The problem with using the transformations to and from the Cartesian coordinate system is in my initial measurement errors, as they are significantly increased by transformations. The error can be increased up to 50 times in the entire trilateration procedure if I use the Cartesian coordinate system, and I cannot afford such a high error. The numerical solution increases the error by an almost unnoticeable amount, but it gives 3 points of intersections, as the circles overlap due to the measurement errors. Thus I have to average the 3 obtained results to obtain the final position, and this again increases the error.
A simplified 2-D version of this problem has shown that an analytical solution partially covers the measuring error thus the final error of the calculated position is actually slightly lower than the input error. On top of this is the calculation time improvement, thus an analytical solution will really help in many ways.

Thank you for your time and help, I am much obliged.

Related to Can I Find an Analytical Solution for Spherical Trilateration?

What is spherical trilateration?

Spherical trilateration is a mathematical technique used to determine the location of a point in three-dimensional space using the distances from that point to three known reference points.

How does spherical trilateration work?

Spherical trilateration works by intersecting three spheres, each with a radius equal to the distance from the reference point to the unknown point.
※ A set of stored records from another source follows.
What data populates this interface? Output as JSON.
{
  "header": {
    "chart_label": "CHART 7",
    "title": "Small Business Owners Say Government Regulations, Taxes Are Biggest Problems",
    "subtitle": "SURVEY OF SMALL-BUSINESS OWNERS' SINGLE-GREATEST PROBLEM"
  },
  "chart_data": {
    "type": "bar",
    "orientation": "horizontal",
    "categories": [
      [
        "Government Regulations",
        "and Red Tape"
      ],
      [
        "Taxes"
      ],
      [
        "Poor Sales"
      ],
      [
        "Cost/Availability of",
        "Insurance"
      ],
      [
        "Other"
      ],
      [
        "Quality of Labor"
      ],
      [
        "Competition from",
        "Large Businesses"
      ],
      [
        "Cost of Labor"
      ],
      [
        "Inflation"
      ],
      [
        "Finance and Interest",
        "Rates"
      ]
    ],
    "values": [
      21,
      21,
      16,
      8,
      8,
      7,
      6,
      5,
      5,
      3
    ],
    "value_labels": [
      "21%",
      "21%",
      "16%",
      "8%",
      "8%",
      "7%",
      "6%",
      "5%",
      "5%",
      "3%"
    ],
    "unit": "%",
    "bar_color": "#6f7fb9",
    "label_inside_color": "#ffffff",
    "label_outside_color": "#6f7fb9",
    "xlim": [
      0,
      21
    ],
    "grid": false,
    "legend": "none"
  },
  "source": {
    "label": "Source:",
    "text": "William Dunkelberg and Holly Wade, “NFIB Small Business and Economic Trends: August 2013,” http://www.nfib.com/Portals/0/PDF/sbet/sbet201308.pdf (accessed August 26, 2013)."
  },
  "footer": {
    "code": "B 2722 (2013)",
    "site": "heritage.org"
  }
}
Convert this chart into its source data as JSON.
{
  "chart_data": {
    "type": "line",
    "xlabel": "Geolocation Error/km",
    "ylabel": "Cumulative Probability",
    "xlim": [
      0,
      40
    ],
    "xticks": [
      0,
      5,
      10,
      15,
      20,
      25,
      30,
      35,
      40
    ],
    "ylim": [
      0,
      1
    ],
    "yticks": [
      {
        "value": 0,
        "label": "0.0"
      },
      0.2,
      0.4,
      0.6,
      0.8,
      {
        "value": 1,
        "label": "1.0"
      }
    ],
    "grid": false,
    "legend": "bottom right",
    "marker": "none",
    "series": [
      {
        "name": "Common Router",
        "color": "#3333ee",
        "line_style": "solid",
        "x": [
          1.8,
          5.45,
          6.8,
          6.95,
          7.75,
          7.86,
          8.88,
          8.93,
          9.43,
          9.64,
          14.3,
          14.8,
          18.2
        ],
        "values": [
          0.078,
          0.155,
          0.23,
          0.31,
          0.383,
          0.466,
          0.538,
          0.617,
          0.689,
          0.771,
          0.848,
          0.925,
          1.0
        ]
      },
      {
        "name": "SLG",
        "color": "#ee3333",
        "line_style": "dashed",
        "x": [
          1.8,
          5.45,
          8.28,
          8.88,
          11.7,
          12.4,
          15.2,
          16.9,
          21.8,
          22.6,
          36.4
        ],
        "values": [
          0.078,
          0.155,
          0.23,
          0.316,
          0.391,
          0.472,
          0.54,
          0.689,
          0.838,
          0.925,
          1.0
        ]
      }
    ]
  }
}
The intersection of these spheres results in two possible points, and the correct one can be determined by using a fourth reference point.

What are the applications of spherical trilateration?

Spherical trilateration has various applications, including GPS navigation, surveying and mapping, and determining the location of objects in space. It is also used in land surveying, geodesy, and wireless communication systems.

What are the limitations of spherical trilateration?

Spherical trilateration is limited by the accuracy of the reference points and the measurements. If the reference points are not accurately known, the calculated location of the unknown point will also be inaccurate. Additionally, any measurement errors can also affect the accuracy of the results.

Are there any alternatives to spherical trilateration?

Yes, there are alternative methods for determining the location of a point in space, such as triangulation, multilateration, and the global positioning system (GPS). These methods may be more suitable depending on the specific application and the available technology.